Today, as we put cursor-to-screen, we were struck by a few facts – some present, some absent –that could augur a welcome change in U.S. relations with Latin America and Cuba.
As Tim Padgett wrote this week, it appeared as if “the Obama Administration is suddenly interested in Latin America and the Caribbean after four years of indifference.”
Not only did President Obama visit Mexico and Costa Rica last month, he’ll soon be hosting the presidents of Chile and Peru at the White House, and Brazil’s president, Dilma Rousseff for a state visit and dinner in the fall.
Vice President Biden visited the region and published this op-ed piece about what he learned. Without giving an inch on the U.S. vision of democracy for Latin America, strikingly absent from his chosen words were references to Cuba or criticisms of Venezuela. He was speaking with a lowered voice.
More so, as Padgett noted, “For once the region can feel as though Washington is approaching it from a standpoint of pragmatism instead of paternalism.” Biden closed his column saying, “The defining question for U.S. policy is no longer ‘what can we do for the Americas?’ It is ‘what can we do together?’”
Year after year, U.S. relations with Venezuela were poisoned when Washington confronted Caracas and tried to divide Latin America along Cold War lines; when both governments demonized each other’s leaders, sent home both nations’ ambassadors, and pretended neither country played important roles diplomatically or economically in the regional or the world.
So, it was unusual to see Secretary of State John Kerry shaking hands with Foreign Minister Elias Jaua, striking to read Jaua propose “having better relations between the two countries on the basis of mutual respect,” and heartening to learn that an American filmmaker, who had been jailed on espionage charges in Venezuela, had been freed. Both countries will now engage in a high-level dialogue aimed at restoring diplomatic relations, as the Miami Herald reported in December they would ultimately do. Even if you strained to hear the bellicosity, it just wasn’t there; another absent fact.
Here are some more.

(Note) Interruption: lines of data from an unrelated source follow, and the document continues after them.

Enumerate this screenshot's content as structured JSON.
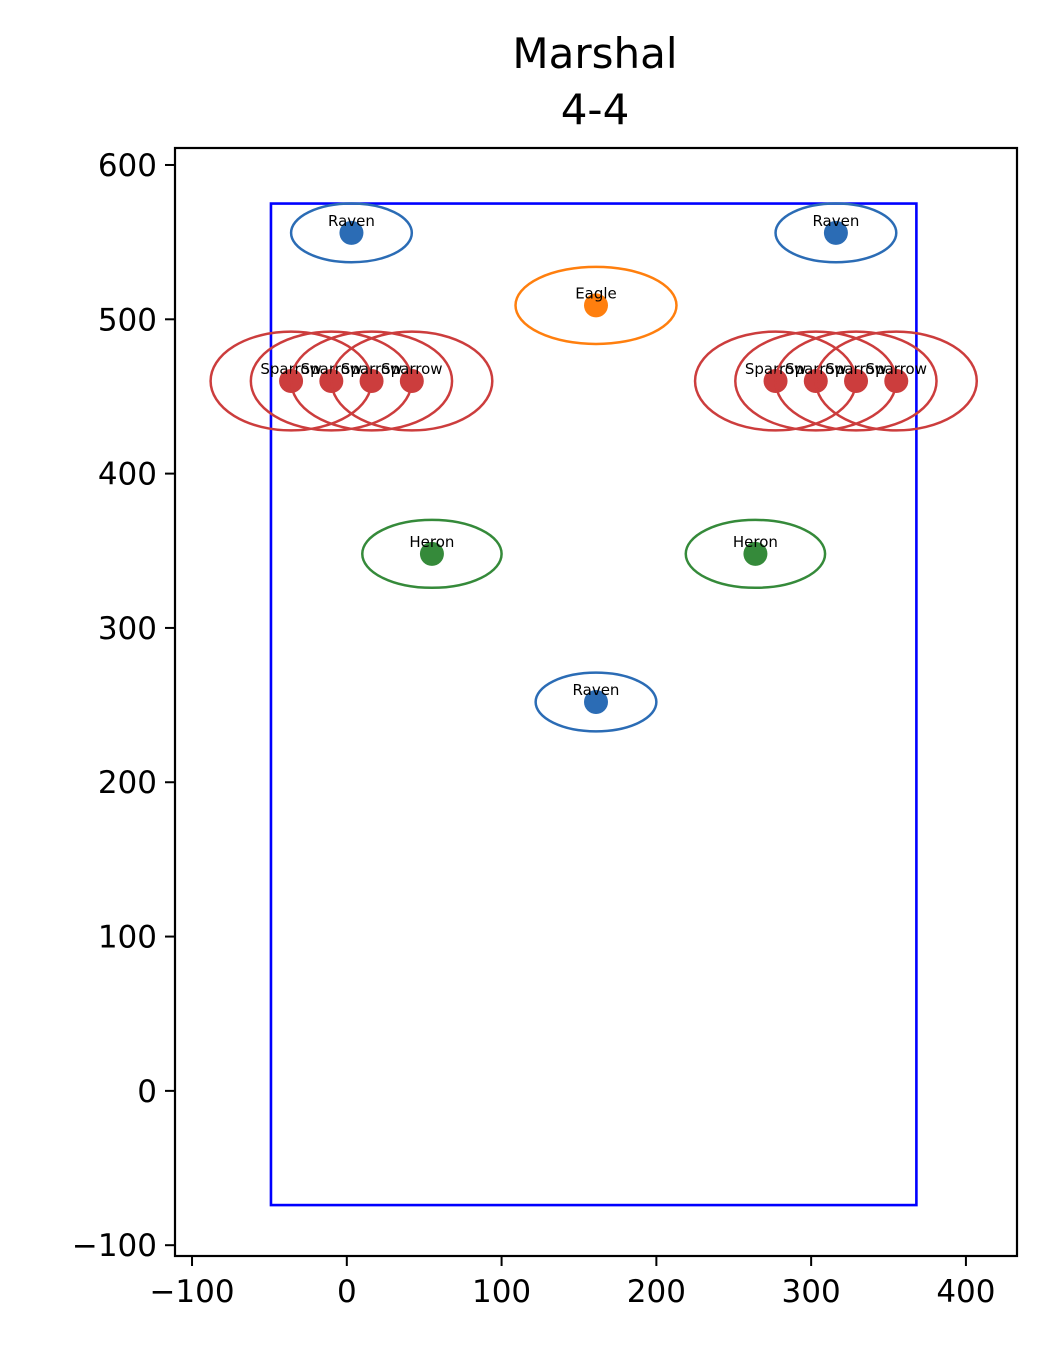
{
  "chart_data": {
    "type": "scatter",
    "title": "Marshal",
    "subtitle": "4-4",
    "xlabel": "",
    "ylabel": "",
    "xlim": [
      -111,
      433
    ],
    "ylim": [
      -107,
      611
    ],
    "xticks": [
      -100,
      0,
      100,
      200,
      300,
      400
    ],
    "yticks": [
      -100,
      0,
      100,
      200,
      300,
      400,
      500,
      600
    ],
    "tick_labels_x": [
      "−100",
      "0",
      "100",
      "200",
      "300",
      "400"
    ],
    "tick_labels_y": [
      "−100",
      "0",
      "100",
      "200",
      "300",
      "400",
      "500",
      "600"
    ],
    "grid": false,
    "boundary": {
      "x0": -49,
      "y0": -74,
      "x1": 368,
      "y1": 575,
      "color": "#0000ff"
    },
    "colors": {
      "Raven": "#2b6cb5",
      "Eagle": "#ff7f0e",
      "Sparrow": "#cc3d3d",
      "Heron": "#358a3a"
    },
    "points": [
      {
        "name": "Raven",
        "x": 3,
        "y": 556,
        "rx": 39,
        "ry": 19
      },
      {
        "name": "Raven",
        "x": 316,
        "y": 556,
        "rx": 39,
        "ry": 19
      },
      {
        "name": "Eagle",
        "x": 161,
        "y": 509,
        "rx": 52,
        "ry": 25
      },
      {
        "name": "Sparrow",
        "x": -36,
        "y": 460,
        "rx": 52,
        "ry": 32
      },
      {
        "name": "Sparrow",
        "x": -10,
        "y": 460,
        "rx": 52,
        "ry": 32
      },
      {
        "name": "Sparrow",
        "x": 16,
        "y": 460,
        "rx": 52,
        "ry": 32
      },
      {
        "name": "Sparrow",
        "x": 42,
        "y": 460,
        "rx": 52,
        "ry": 32
      },
      {
        "name": "Sparrow",
        "x": 277,
        "y": 460,
        "rx": 52,
        "ry": 32
      },
      {
        "name": "Sparrow",
        "x": 303,
        "y": 460,
        "rx": 52,
        "ry": 32
      },
      {
        "name": "Sparrow",
        "x": 329,
        "y": 460,
        "rx": 52,
        "ry": 32
      },
      {
        "name": "Sparrow",
        "x": 355,
        "y": 460,
        "rx": 52,
        "ry": 32
      },
      {
        "name": "Heron",
        "x": 55,
        "y": 348,
        "rx": 45,
        "ry": 22
      },
      {
        "name": "Heron",
        "x": 264,
        "y": 348,
        "rx": 45,
        "ry": 22
      },
      {
        "name": "Raven",
        "x": 161,
        "y": 252,
        "rx": 39,
        "ry": 19
      }
    ]
  }
}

Last week, we discussed how the Obama administration has progressively watered down the case for keeping Cuba on the terrorism list. Previous criticisms of Cuba’s record on terrorism – that Cuba denounced U.S. counterterrorism efforts, its demand for the return home of the Cuban Five, Cuba’s record on extradition requests, many of the excuses for keeping Cuba on the list – have simply vanished.
Present, but subtly presented, was this finding in the terrorism report that “There were no known operational cells of either al-Qa’ida or Hizballah in the hemisphere,” refuting a constant Cold Warrior call to arms, to militarize U.S. policy, divide the region, and question the administration’s vigilance against terror.
More subtly still, no one in Washington this week announced what Cuba government has told CNN; namely, that it would allow Alan Gross, the USAID “regime change” subcontractor, to receive a medical exam from a U.S. doctor, a break from Cuba’s earlier expressed position.
How did this come about? Maybe it is connected to the U.S. government welcoming Josefina Vidal from Cuba’s Foreign Ministry, giving her a visa and a State Department meeting, with the apparently controversial thought that when countries have disagreements they should sit down with each other to discuss them.
Don’t get us wrong: All is not well. While the State Department gave a visa to Ms. Vidal, it also stopped a dozen Cuban academics from attending last month’s LASA meeting in Washington by denying them entry. The government may have slimmed down the false accusation that Cuba’s belongs on the terror list, but it still kept Cuba on it. While the Vice-President asks, “what can we do together?”, our government remains in unilateral pursuit of a high-cost, low-probability “regime change” solution for Cuba.
We can’t know now if the facts we saw this week form a pattern, or a trend, or signal anything larger. Whether this new interest in Latin America is motivated by economics, as Tim Padgett argued, or the administration is engineering a slow turn in direction after its disastrous performance at the Summit of the Americas in Cartagena, or it will later revert to indifference, time will tell.
But, when the administration starts doing things that ground U.S. policy toward the Americas in mutual respect, or engage in dialogue with governments with which we’ve been at odds, we simply had to take notice.